There are obvious reasons for this: most of our customer base is monitoring their drugs before they reach consumers. Dickson, for all intensive purposes is a B2B company, B2C is a smaller realm of our business.
That being said, it’s about time we talked about the consumer! Most, if not all of us have a medicine cabinet, herb cabinet, or first aid kit lying around our houses. Those things need to be monitored! Not monitoring with a temperature and/or humidity data logger per se, but kept safely stored and out of harm’s way. Here is our list of do’s and don’ts for home medication storage.
Do: Consult with your pharmacist.
Your pharmacist will know the intricacies of the drugs you are taking like the back of their hand. From storage conditions, to poison risks, consulting with the person who hands you your medication is worth the extra five minutes of your time.
Don’t : Leave expired drugs lying around.
Dispose of them correctly! Expired drugs are a disaster waiting to happen. Once you see the date on the bottle or container has been passed, stop using the drugs, and don’t just shove them back next to the tylenol. Annoying and a bit tedious, but a huge risk eliminator.
Do: Lock up your medication.
This one is a bit annoying as well, and may seem like overkill when it comes to vaccine storage. We swear, it’s not. For the protection of others around you, lock up your meds after every use.

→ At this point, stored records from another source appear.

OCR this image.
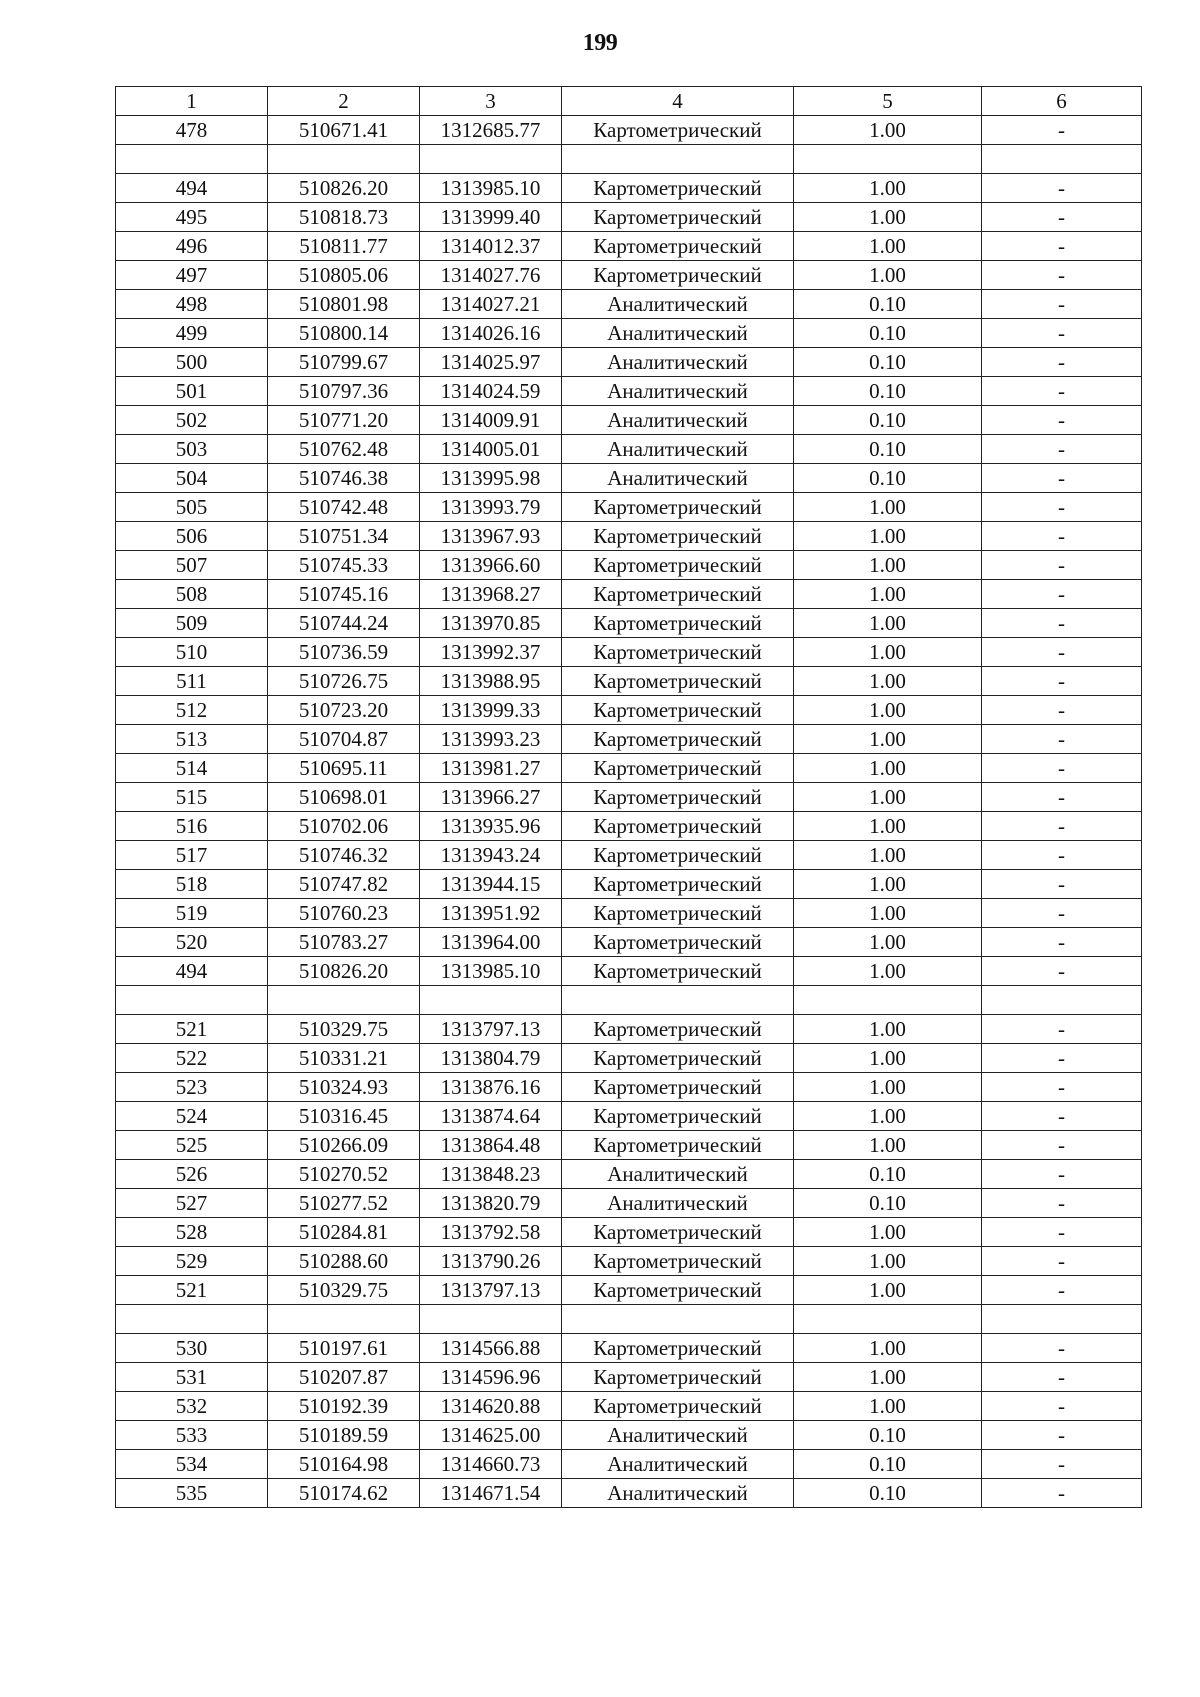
199
1	2	3	4	5	6
478	510671.41	1312685.77	Картометрический	1.00	-

494	510826.20	1313985.10	Картометрический	1.00	-
495	510818.73	1313999.40	Картометрический	1.00	-
496	510811.77	1314012.37	Картометрический	1.00	-
497	510805.06	1314027.76	Картометрический	1.00	-
498	510801.98	1314027.21	Аналитический	0.10	-
499	510800.14	1314026.16	Аналитический	0.10	-
500	510799.67	1314025.97	Аналитический	0.10	-
501	510797.36	1314024.59	Аналитический	0.10	-
502	510771.20	1314009.91	Аналитический	0.10	-
503	510762.48	1314005.01	Аналитический	0.10	-
504	510746.38	1313995.98	Аналитический	0.10	-
505	510742.48	1313993.79	Картометрический	1.00	-
506	510751.34	1313967.93	Картометрический	1.00	-
507	510745.33	1313966.60	Картометрический	1.00	-
508	510745.16	1313968.27	Картометрический	1.00	-
509	510744.24	1313970.85	Картометрический	1.00	-
510	510736.59	1313992.37	Картометрический	1.00	-
511	510726.75	1313988.95	Картометрический	1.00	-
512	510723.20	1313999.33	Картометрический	1.00	-
513	510704.87	1313993.23	Картометрический	1.00	-
514	510695.11	1313981.27	Картометрический	1.00	-
515	510698.01	1313966.27	Картометрический	1.00	-
516	510702.06	1313935.96	Картометрический	1.00	-
517	510746.32	1313943.24	Картометрический	1.00	-
518	510747.82	1313944.15	Картометрический	1.00	-
519	510760.23	1313951.92	Картометрический	1.00	-
520	510783.27	1313964.00	Картометрический	1.00	-
494	510826.20	1313985.10	Картометрический	1.00	-

521	510329.75	1313797.13	Картометрический	1.00	-
522	510331.21	1313804.79	Картометрический	1.00	-
523	510324.93	1313876.16	Картометрический	1.00	-
524	510316.45	1313874.64	Картометрический	1.00	-
525	510266.09	1313864.48	Картометрический	1.00	-
526	510270.52	1313848.23	Аналитический	0.10	-
527	510277.52	1313820.79	Аналитический	0.10	-
528	510284.81	1313792.58	Картометрический	1.00	-
529	510288.60	1313790.26	Картометрический	1.00	-
521	510329.75	1313797.13	Картометрический	1.00	-

530	510197.61	1314566.88	Картометрический	1.00	-
531	510207.87	1314596.96	Картометрический	1.00	-
532	510192.39	1314620.88	Картометрический	1.00	-
533	510189.59	1314625.00	Аналитический	0.10	-
534	510164.98	1314660.73	Аналитический	0.10	-
535	510174.62	1314671.54	Аналитический	0.10	-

Don’t: Store medication in direct sunlight.
Big time no-no. This is an inadvertent result of people not putting away and locking up (see above) their medication: it’s not like anyone tries to expose pills or liquids to direct sunlight. Rather, a large bathroom or kitchen window can lead to medication bottles and containers being hit directly by earth’s closest star’s light. That is never a good thing.

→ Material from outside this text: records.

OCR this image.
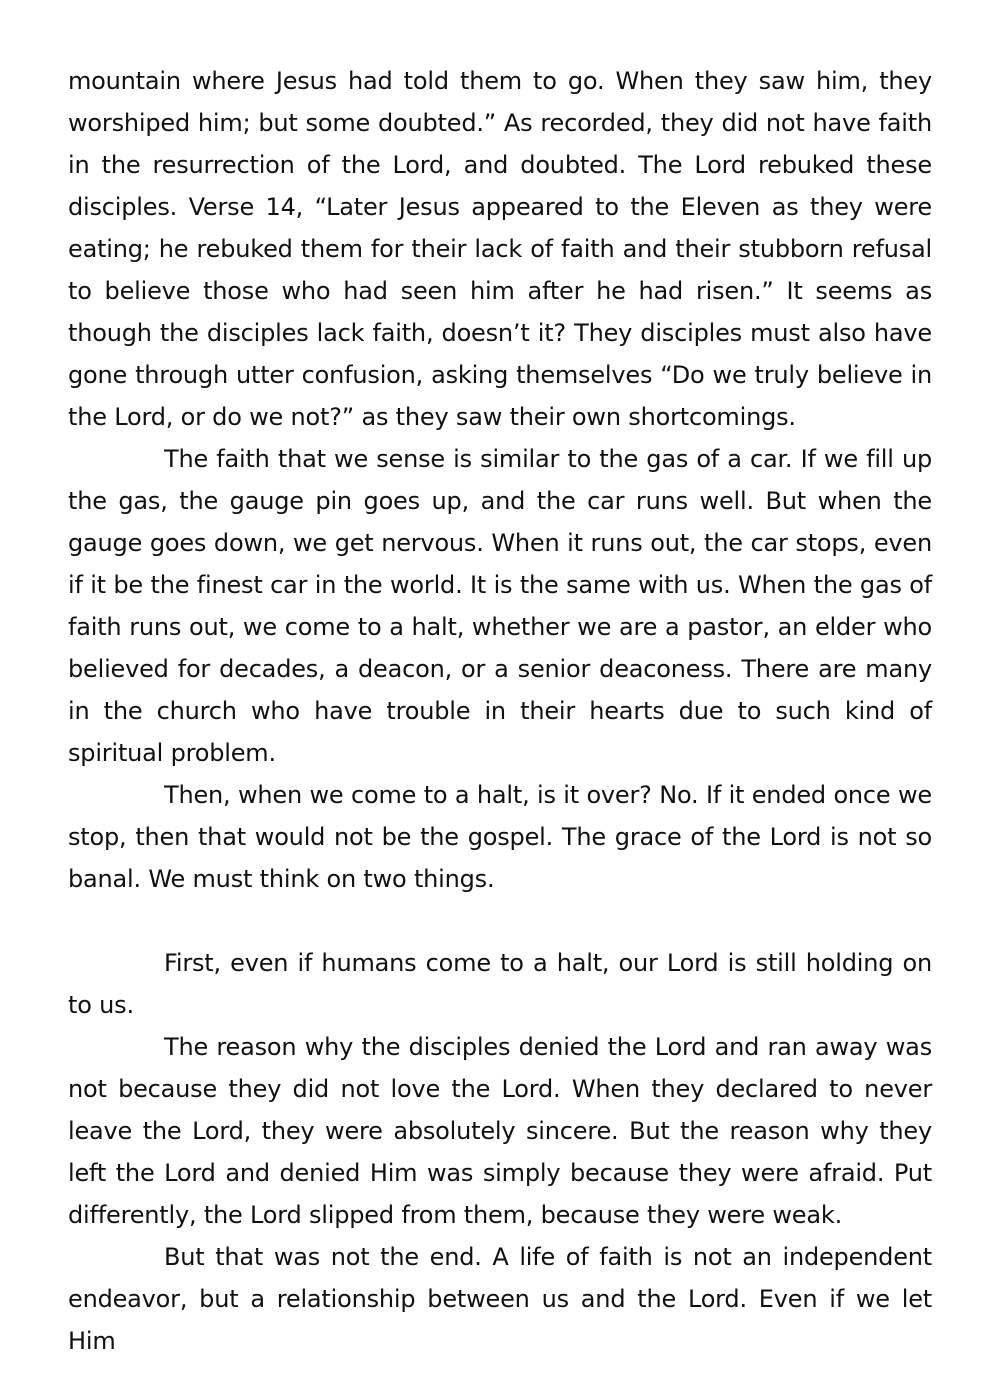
mountain where Jesus had told them to go. When they saw him, they worshiped him; but some doubted.” As recorded, they did not have faith in the resurrection of the Lord, and doubted. The Lord rebuked these disciples. Verse 14, “Later Jesus appeared to the Eleven as they were eating; he rebuked them for their lack of faith and their stubborn refusal to believe those who had seen him after he had risen.” It seems as though the disciples lack faith, doesn’t it? They disciples must also have gone through utter confusion, asking themselves “Do we truly believe in the Lord, or do we not?” as they saw their own shortcomings.

The faith that we sense is similar to the gas of a car. If we fill up the gas, the gauge pin goes up, and the car runs well. But when the gauge goes down, we get nervous. When it runs out, the car stops, even if it be the finest car in the world. It is the same with us. When the gas of faith runs out, we come to a halt, whether we are a pastor, an elder who believed for decades, a deacon, or a senior deaconess. There are many in the church who have trouble in their hearts due to such kind of spiritual problem.

Then, when we come to a halt, is it over? No. If it ended once we stop, then that would not be the gospel. The grace of the Lord is not so banal. We must think on two things.

First, even if humans come to a halt, our Lord is still holding on to us.

The reason why the disciples denied the Lord and ran away was not because they did not love the Lord. When they declared to never leave the Lord, they were absolutely sincere. But the reason why they left the Lord and denied Him was simply because they were afraid. Put differently, the Lord slipped from them, because they were weak.

But that was not the end. A life of faith is not an independent endeavor, but a relationship between us and the Lord. Even if we let Him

Do: Store room temperature medication in a cool, dry place.
We know temperature here at Dickson, and we know cool dry places. Basically, you don’t want to expose your room temperature medication to any extreme temperatures or humidity levels. Doing so can make the medication expire more quickly, or lose it’s potency.
Don’t: Ignore medication take-back programs.
We love these things! Just like you can recycle batteries safely, you can also recycle and dispose of medication safely. Leaving expired medication sitting around in your house is just asking for trouble. And throwing it out with the normal trash invites animals and humans to ingest it. So, research the medication take-back programs in your area for the drugs that you don’t use up.
Do: Know the phone number for your local poison control center.
9-1-1 should be your first choice when it comes to an emergency where too much medication was ingested by the wrong person, but having your poison control center’s phone number taped to the inside of your medicine cabinet is a great idea: they can give you relevant information that may prevent an emergency room visit.
Don’t: Forget about the elderly.
If you have a parent or grandparent suffers from memory lapses, alzheimer’s, dementia, or another brain-debilitating condition, this one should really hit home. When medication is one of the key aspects in fighting or stemming disease, forgetting to take medication, or taking the wrong amount, can be dangerous and devastating.